Colorado State University and Colorado University are collaborating on an upcoming study on childhood obesity.

The team, headed by Laura Bellows of CSU’s Department of Food Science and Human Nutrition, will receive about $5 million over five years from the U.S. Department of Agriculture for the Healthy Environments Study, or HEROs.

“Our aim is to help families learn what is most helpful to create a healthy, active family, and then give them tools they can use at home,” Bellows said. “The trick is understanding the home environment and family dynamics around food and activity well enough so that we create tools that are helpful and fit the lives of our families.”

Childhood obesity, diabetes and other weight related issues are approaching concerning levels, so this study hopes to pinpoint the problems and propose solutions.

As you can see in the video, more than just the desire to move affects the amount that we move overall.
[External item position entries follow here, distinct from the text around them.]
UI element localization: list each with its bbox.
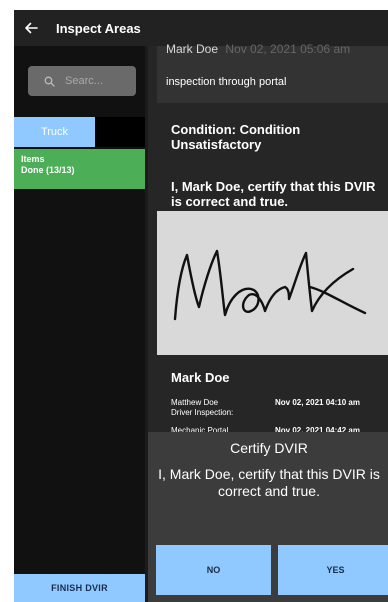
tab-row: Truck bbox=[14, 117, 145, 147]
items-status-card[interactable]: Items Done (13/13) bbox=[14, 149, 145, 189]
sidebar: Searc... Truck Items Done (13/13) FINISH… bbox=[14, 46, 145, 602]
app-bar: Inspect Areas bbox=[14, 10, 388, 46]
certification-text: I, Mark Doe, certify that this DVIR is c… bbox=[171, 179, 376, 209]
dialog-message: I, Mark Doe, certify that this DVIR is c… bbox=[158, 466, 380, 499]
page-title: Inspect Areas bbox=[56, 20, 141, 36]
no-button[interactable]: NO bbox=[156, 545, 271, 595]
yes-button[interactable]: YES bbox=[278, 545, 388, 595]
items-label: Items bbox=[21, 154, 45, 164]
app-window: Inspect Areas Searc... Truck Items Done … bbox=[14, 10, 388, 602]
items-done-count: Done (13/13) bbox=[21, 165, 75, 175]
note-date: Nov 02, 2021 05:06 am bbox=[225, 42, 351, 56]
note-author: Mark Doe bbox=[166, 42, 219, 56]
certify-dialog: Certify DVIR I, Mark Doe, certify that t… bbox=[148, 432, 388, 602]
inspection-datetime: Nov 02, 2021 04:10 am bbox=[275, 398, 360, 407]
search-icon bbox=[44, 76, 55, 87]
note-text: inspection through portal bbox=[166, 76, 287, 88]
main-content: Mark Doe Nov 02, 2021 05:06 am inspectio… bbox=[148, 42, 388, 602]
signature-image bbox=[157, 211, 388, 355]
inspection-note: Mark Doe Nov 02, 2021 05:06 am inspectio… bbox=[157, 42, 388, 103]
back-arrow-icon[interactable] bbox=[18, 10, 44, 46]
signature-drawing bbox=[173, 249, 367, 321]
inspector-name: Matthew Doe bbox=[171, 398, 219, 407]
search-input[interactable]: Searc... bbox=[28, 66, 136, 96]
signer-name: Mark Doe bbox=[171, 370, 230, 385]
note-header: Mark Doe Nov 02, 2021 05:06 am bbox=[166, 42, 350, 56]
tab-truck[interactable]: Truck bbox=[14, 117, 95, 147]
dialog-title: Certify DVIR bbox=[230, 440, 308, 456]
search-placeholder: Searc... bbox=[65, 75, 103, 87]
condition-text: Condition: Condition Unsatisfactory bbox=[171, 122, 301, 152]
finish-dvir-button[interactable]: FINISH DVIR bbox=[14, 574, 145, 602]
tab-placeholder bbox=[95, 117, 145, 147]
inspection-type: Driver Inspection: bbox=[171, 408, 234, 417]
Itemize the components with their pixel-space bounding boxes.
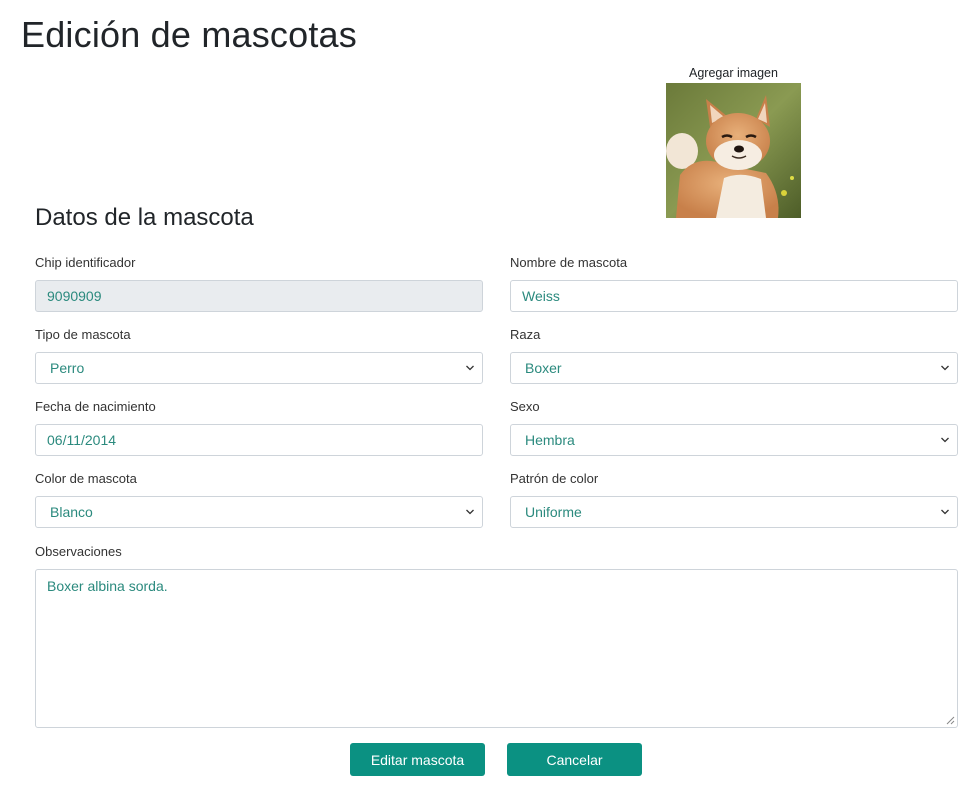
sex-select[interactable]: Hembra bbox=[510, 424, 958, 456]
pet-color-field: Color de mascota Blanco bbox=[35, 471, 483, 528]
chevron-down-icon bbox=[941, 365, 949, 371]
chevron-down-icon bbox=[466, 365, 474, 371]
chip-field: Chip identificador 9090909 bbox=[35, 255, 483, 312]
breed-label: Raza bbox=[510, 327, 541, 342]
chevron-down-icon bbox=[941, 437, 949, 443]
pet-photo[interactable] bbox=[666, 83, 801, 218]
pet-type-label: Tipo de mascota bbox=[35, 327, 131, 342]
pet-color-value: Blanco bbox=[50, 504, 93, 520]
cancel-button[interactable]: Cancelar bbox=[507, 743, 642, 776]
edit-pet-button[interactable]: Editar mascota bbox=[350, 743, 485, 776]
color-pattern-label: Patrón de color bbox=[510, 471, 599, 486]
breed-field: Raza Boxer bbox=[510, 327, 958, 384]
chevron-down-icon bbox=[466, 509, 474, 515]
chevron-down-icon bbox=[941, 509, 949, 515]
sex-value: Hembra bbox=[525, 432, 575, 448]
chip-label: Chip identificador bbox=[35, 255, 136, 270]
sex-label: Sexo bbox=[510, 399, 540, 414]
notes-field: Observaciones Boxer albina sorda. bbox=[35, 544, 958, 728]
pet-color-label: Color de mascota bbox=[35, 471, 137, 486]
notes-textarea[interactable]: Boxer albina sorda. bbox=[35, 569, 958, 728]
pet-type-value: Perro bbox=[50, 360, 85, 376]
pet-name-field: Nombre de mascota Weiss bbox=[510, 255, 958, 312]
breed-select[interactable]: Boxer bbox=[510, 352, 958, 384]
pet-type-field: Tipo de mascota Perro bbox=[35, 327, 483, 384]
pet-color-select[interactable]: Blanco bbox=[35, 496, 483, 528]
add-image-label: Agregar imagen bbox=[689, 66, 778, 80]
birth-date-input[interactable]: 06/11/2014 bbox=[35, 424, 483, 456]
notes-label: Observaciones bbox=[35, 544, 122, 559]
color-pattern-value: Uniforme bbox=[525, 504, 582, 520]
pet-type-select[interactable]: Perro bbox=[35, 352, 483, 384]
chip-input: 9090909 bbox=[35, 280, 483, 312]
color-pattern-field: Patrón de color Uniforme bbox=[510, 471, 958, 528]
breed-value: Boxer bbox=[525, 360, 562, 376]
sex-field: Sexo Hembra bbox=[510, 399, 958, 456]
pet-name-input[interactable]: Weiss bbox=[510, 280, 958, 312]
birth-date-field: Fecha de nacimiento 06/11/2014 bbox=[35, 399, 483, 456]
image-upload[interactable]: Agregar imagen bbox=[666, 66, 801, 218]
pet-name-label: Nombre de mascota bbox=[510, 255, 628, 270]
birth-date-label: Fecha de nacimiento bbox=[35, 399, 156, 414]
color-pattern-select[interactable]: Uniforme bbox=[510, 496, 958, 528]
notes-value: Boxer albina sorda. bbox=[47, 578, 168, 594]
section-title: Datos de la mascota bbox=[35, 204, 254, 231]
page-title: Edición de mascotas bbox=[21, 14, 357, 55]
resize-grip-icon[interactable] bbox=[946, 716, 955, 725]
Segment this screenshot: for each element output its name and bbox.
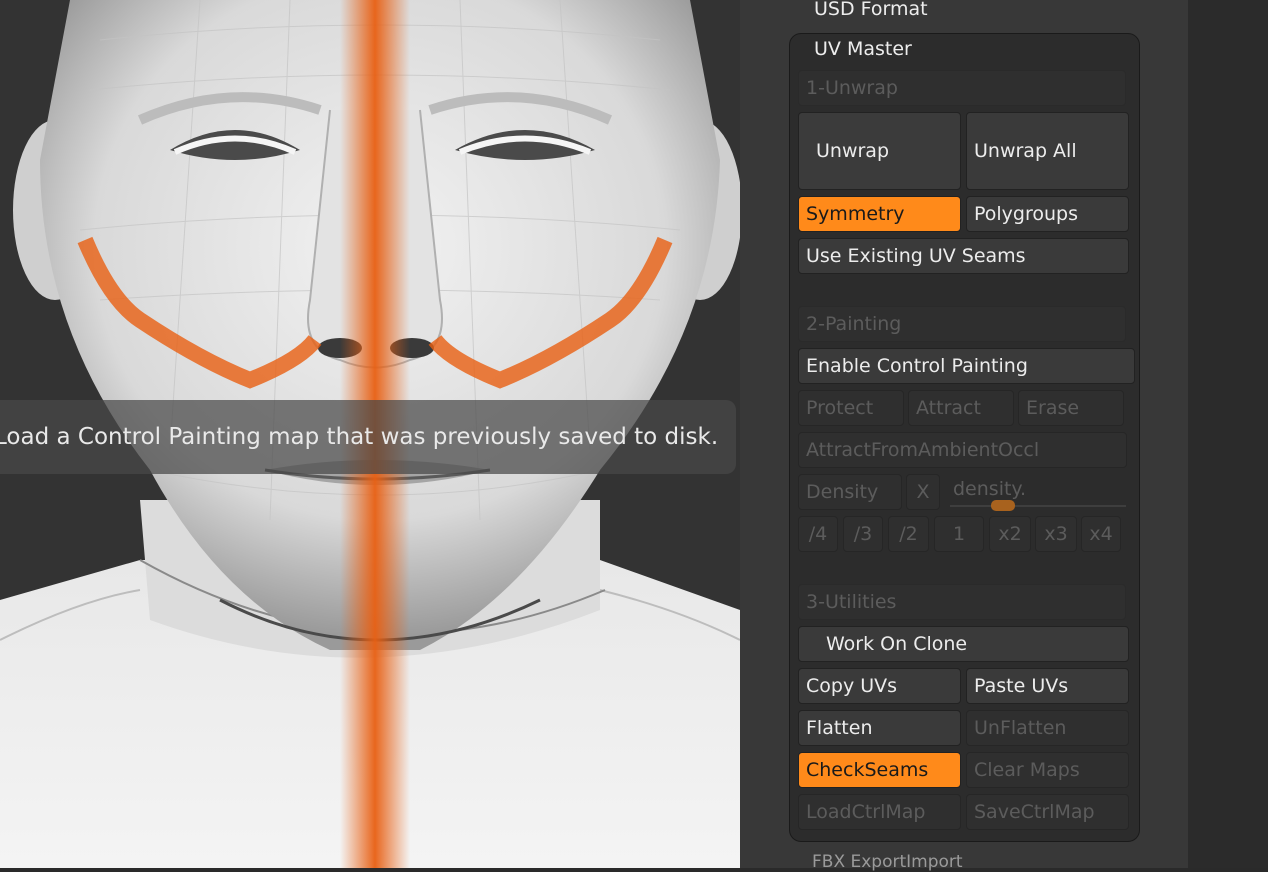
scroll-strip[interactable] (1188, 0, 1268, 868)
density-slider-label: density. (953, 478, 1026, 500)
fbx-export-import-header[interactable]: FBX ExportImport (812, 852, 963, 872)
density-step-button[interactable]: /3 (843, 516, 883, 552)
flatten-button[interactable]: Flatten (798, 710, 961, 746)
enable-control-painting-toggle[interactable]: Enable Control Painting (798, 348, 1135, 384)
section-label-unwrap: 1-Unwrap (798, 70, 1126, 106)
attract-from-ambient-occlusion-button[interactable]: AttractFromAmbientOccl (798, 432, 1127, 468)
load-ctrl-map-button[interactable]: LoadCtrlMap (798, 794, 961, 830)
check-seams-toggle[interactable]: CheckSeams (798, 752, 961, 788)
save-ctrl-map-button[interactable]: SaveCtrlMap (966, 794, 1129, 830)
density-step-button[interactable]: /2 (888, 516, 929, 552)
3d-viewport[interactable]: Load a Control Painting map that was pre… (0, 0, 740, 868)
density-step-button[interactable]: x4 (1081, 516, 1121, 552)
tooltip: Load a Control Painting map that was pre… (0, 400, 736, 474)
attract-button[interactable]: Attract (908, 390, 1014, 426)
symmetry-toggle[interactable]: Symmetry (798, 196, 961, 232)
section-label-utilities: 3-Utilities (798, 584, 1126, 620)
clear-maps-button[interactable]: Clear Maps (966, 752, 1129, 788)
density-step-button[interactable]: x3 (1035, 516, 1077, 552)
section-label-painting: 2-Painting (798, 306, 1126, 342)
density-x-button[interactable]: X (906, 474, 940, 510)
density-slider[interactable] (950, 505, 1126, 507)
density-step-button[interactable]: x2 (989, 516, 1031, 552)
copy-uvs-button[interactable]: Copy UVs (798, 668, 961, 704)
uv-master-header[interactable]: UV Master (814, 38, 912, 60)
work-on-clone-button[interactable]: Work On Clone (798, 626, 1129, 662)
density-step-button[interactable]: 1 (934, 516, 984, 552)
paste-uvs-button[interactable]: Paste UVs (966, 668, 1129, 704)
density-button[interactable]: Density (798, 474, 902, 510)
erase-button[interactable]: Erase (1018, 390, 1124, 426)
unwrap-button[interactable]: Unwrap (798, 112, 961, 190)
density-slider-knob[interactable] (990, 500, 1015, 511)
use-existing-uv-seams-toggle[interactable]: Use Existing UV Seams (798, 238, 1129, 274)
unwrap-all-button[interactable]: Unwrap All (966, 112, 1129, 190)
density-step-button[interactable]: /4 (798, 516, 838, 552)
usd-format-header[interactable]: USD Format (814, 0, 928, 20)
protect-button[interactable]: Protect (798, 390, 904, 426)
unflatten-button[interactable]: UnFlatten (966, 710, 1129, 746)
polygroups-toggle[interactable]: Polygroups (966, 196, 1129, 232)
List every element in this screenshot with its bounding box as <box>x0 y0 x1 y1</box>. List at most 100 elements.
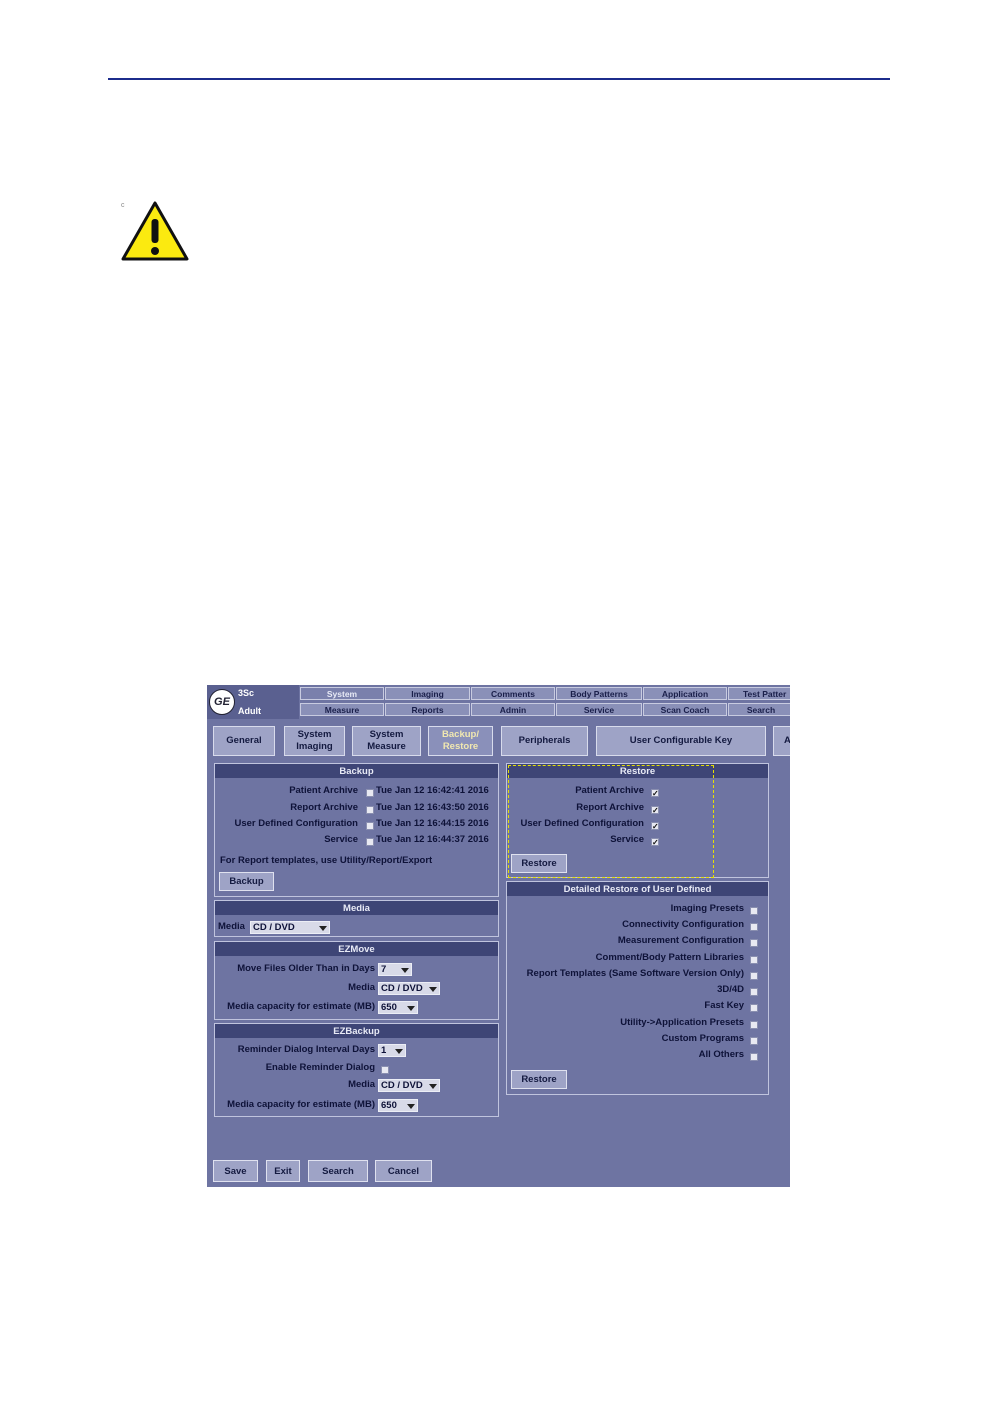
tab-scan-coach[interactable]: Scan Coach <box>643 703 727 716</box>
tab-measure[interactable]: Measure <box>300 703 384 716</box>
subtab-label-line1: System <box>297 729 332 740</box>
exit-button[interactable]: Exit <box>266 1160 300 1182</box>
ezbackup-capacity-select[interactable]: 650 <box>378 1099 418 1112</box>
detailed-checkbox[interactable] <box>750 1037 758 1045</box>
backup-panel: Backup Patient Archive Tue Jan 12 16:42:… <box>214 763 499 897</box>
detailed-restore-title: Detailed Restore of User Defined <box>507 882 768 896</box>
detailed-checkbox[interactable] <box>750 988 758 996</box>
subtab-general[interactable]: General <box>213 726 275 756</box>
detailed-label: Utility->Application Presets <box>620 1017 744 1028</box>
detailed-label: Measurement Configuration <box>617 935 744 946</box>
tab-service[interactable]: Service <box>556 703 642 716</box>
backup-checkbox-patient-archive[interactable] <box>366 789 374 797</box>
detailed-label: All Others <box>698 1049 744 1060</box>
subtab-more[interactable]: A <box>773 726 790 756</box>
detailed-restore-button[interactable]: Restore <box>511 1070 567 1089</box>
detailed-checkbox[interactable] <box>750 1053 758 1061</box>
backup-timestamp: Tue Jan 12 16:44:37 2016 <box>376 834 489 845</box>
search-button[interactable]: Search <box>308 1160 368 1182</box>
tab-admin[interactable]: Admin <box>471 703 555 716</box>
subtab-system-imaging[interactable]: System Imaging <box>284 726 345 756</box>
save-button[interactable]: Save <box>213 1160 258 1182</box>
backup-label-service: Service <box>324 834 358 845</box>
tab-comments[interactable]: Comments <box>471 687 555 700</box>
media-panel: Media Media CD / DVD <box>214 900 499 937</box>
detailed-restore-panel: Detailed Restore of User Defined Imaging… <box>506 881 769 1095</box>
header-rule <box>108 78 890 80</box>
ezmove-older-select[interactable]: 7 <box>378 963 412 976</box>
detailed-checkbox[interactable] <box>750 956 758 964</box>
media-select[interactable]: CD / DVD <box>250 921 330 934</box>
detailed-label: Comment/Body Pattern Libraries <box>595 952 744 963</box>
ezmove-older-value: 7 <box>381 964 387 975</box>
ezbackup-capacity-label: Media capacity for estimate (MB) <box>227 1099 375 1110</box>
detailed-checkbox[interactable] <box>750 907 758 915</box>
media-select-value: CD / DVD <box>253 922 295 933</box>
ezmove-panel: EZMove Move Files Older Than in Days 7 M… <box>214 941 499 1020</box>
tab-system[interactable]: System <box>300 687 384 700</box>
detailed-label: Fast Key <box>704 1000 744 1011</box>
media-title: Media <box>215 901 498 915</box>
chevron-down-icon <box>429 1084 437 1089</box>
chevron-down-icon <box>319 926 327 931</box>
tab-imaging[interactable]: Imaging <box>385 687 470 700</box>
detailed-checkbox[interactable] <box>750 939 758 947</box>
subtab-user-configurable-key[interactable]: User Configurable Key <box>596 726 766 756</box>
detailed-label: Report Templates (Same Software Version … <box>526 968 744 979</box>
media-label: Media <box>218 921 245 932</box>
backup-label-report-archive: Report Archive <box>290 802 358 813</box>
chevron-down-icon <box>407 1104 415 1109</box>
subtab-peripherals[interactable]: Peripherals <box>501 726 588 756</box>
tab-body-patterns[interactable]: Body Patterns <box>556 687 642 700</box>
ezmove-capacity-value: 650 <box>381 1002 397 1013</box>
detailed-checkbox[interactable] <box>750 1021 758 1029</box>
subtab-system-measure[interactable]: System Measure <box>352 726 421 756</box>
warning-icon <box>121 201 189 261</box>
ezbackup-capacity-value: 650 <box>381 1100 397 1111</box>
ezmove-capacity-label: Media capacity for estimate (MB) <box>227 1001 375 1012</box>
ezbackup-media-select[interactable]: CD / DVD <box>378 1079 440 1092</box>
backup-title: Backup <box>215 764 498 778</box>
chevron-down-icon <box>407 1006 415 1011</box>
ezbackup-enable-label: Enable Reminder Dialog <box>265 1062 375 1073</box>
chevron-down-icon <box>401 968 409 973</box>
subtab-label-line2: Restore <box>442 741 479 752</box>
header-logo-area: GE 3Sc Adult <box>207 685 299 719</box>
backup-label-user-defined: User Defined Configuration <box>234 818 358 829</box>
backup-checkbox-report-archive[interactable] <box>366 806 374 814</box>
detailed-label: Connectivity Configuration <box>622 919 744 930</box>
detailed-checkbox[interactable] <box>750 1004 758 1012</box>
probe-name: 3Sc <box>238 688 255 698</box>
ezbackup-title: EZBackup <box>215 1024 498 1038</box>
backup-checkbox-service[interactable] <box>366 838 374 846</box>
ezbackup-media-value: CD / DVD <box>381 1080 423 1091</box>
ezbackup-media-label: Media <box>348 1079 375 1090</box>
tab-test-pattern[interactable]: Test Patter <box>728 687 790 700</box>
tab-reports[interactable]: Reports <box>385 703 470 716</box>
tab-search[interactable]: Search <box>728 703 790 716</box>
ezbackup-interval-select[interactable]: 1 <box>378 1044 406 1057</box>
ezbackup-enable-checkbox[interactable] <box>381 1066 389 1074</box>
cancel-button[interactable]: Cancel <box>375 1160 432 1182</box>
ezmove-media-select[interactable]: CD / DVD <box>378 982 440 995</box>
backup-timestamp: Tue Jan 12 16:42:41 2016 <box>376 785 489 796</box>
ezbackup-interval-label: Reminder Dialog Interval Days <box>237 1044 375 1055</box>
backup-checkbox-user-defined[interactable] <box>366 822 374 830</box>
subtab-backup-restore[interactable]: Backup/ Restore <box>428 726 493 756</box>
subtab-label-line2: Measure <box>367 741 406 752</box>
ezmove-title: EZMove <box>215 942 498 956</box>
ezmove-capacity-select[interactable]: 650 <box>378 1001 418 1014</box>
detailed-label: Imaging Presets <box>670 903 744 914</box>
backup-timestamp: Tue Jan 12 16:44:15 2016 <box>376 818 489 829</box>
detailed-label: Custom Programs <box>661 1033 744 1044</box>
subtab-label-line1: Backup/ <box>442 729 479 740</box>
tab-application[interactable]: Application <box>643 687 727 700</box>
backup-label-patient-archive: Patient Archive <box>289 785 358 796</box>
backup-button[interactable]: Backup <box>219 872 274 891</box>
ezbackup-panel: EZBackup Reminder Dialog Interval Days 1… <box>214 1023 499 1117</box>
highlight-selection <box>508 765 714 878</box>
detailed-checkbox[interactable] <box>750 972 758 980</box>
detailed-checkbox[interactable] <box>750 923 758 931</box>
ge-logo-icon: GE <box>209 689 235 715</box>
ezmove-older-label: Move Files Older Than in Days <box>237 963 375 974</box>
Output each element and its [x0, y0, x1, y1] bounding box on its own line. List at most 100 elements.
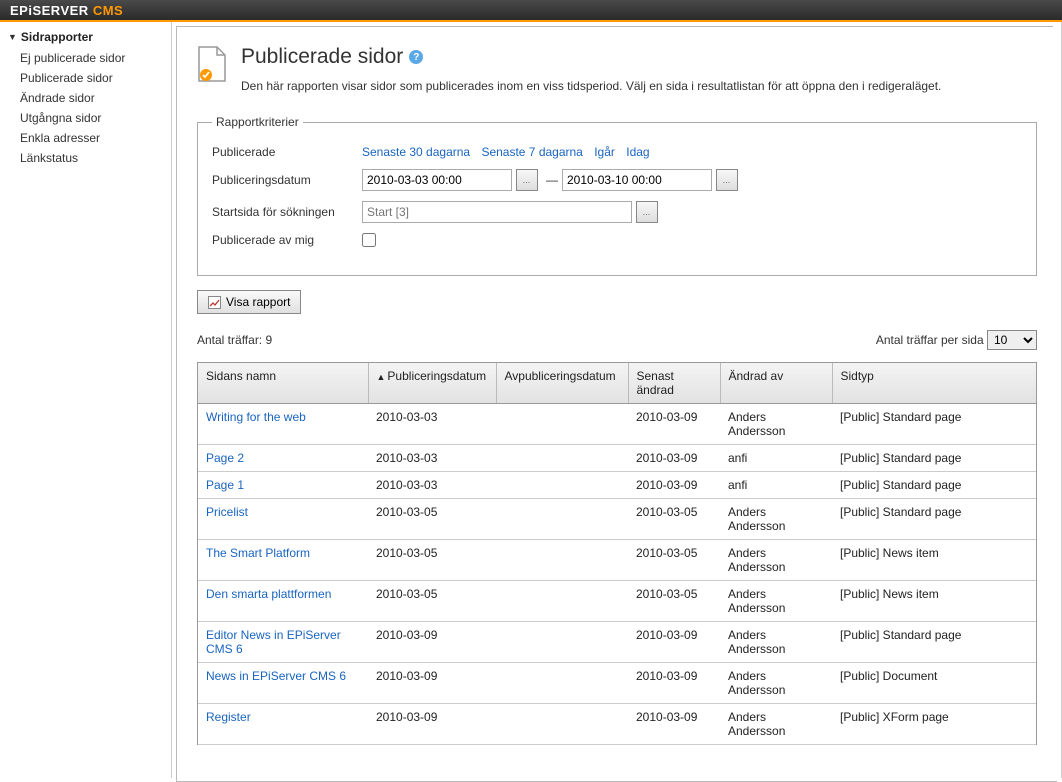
cell-unpubdate — [496, 581, 628, 622]
link-today[interactable]: Idag — [626, 145, 649, 159]
cell-pubdate: 2010-03-03 — [368, 404, 496, 445]
date-range-shortcut-links: Senaste 30 dagarna Senaste 7 dagarna Igå… — [362, 145, 658, 159]
cell-unpubdate — [496, 404, 628, 445]
cell-lastchanged: 2010-03-09 — [628, 663, 720, 704]
date-to-picker-button[interactable]: … — [716, 169, 738, 191]
cell-changedby: Anders Andersson — [720, 404, 832, 445]
cell-changedby: Anders Andersson — [720, 704, 832, 745]
cell-unpubdate — [496, 472, 628, 499]
criteria-label-by-me: Publicerade av mig — [212, 233, 362, 247]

Confidence plays a role, as does general comfort with movement. If you didn't move a lot as a child, your desire to do so as an adult may be stunted.

The goal is to create an intervention that helps parents connect these dots. And since it is a multi-faceted intervention, Bellows emphasizes the need for expertise in a variety of areas, including child feeding and nutrition, motor development, physical activity, technology, child development, psychology, pediatrics and more.

“To be successful, we need collaboration from multiple departments and several universities,” Bellows said. “There is no way one department could tackle a project of this scope on their own. This is truly a multidisciplinary team science effort.”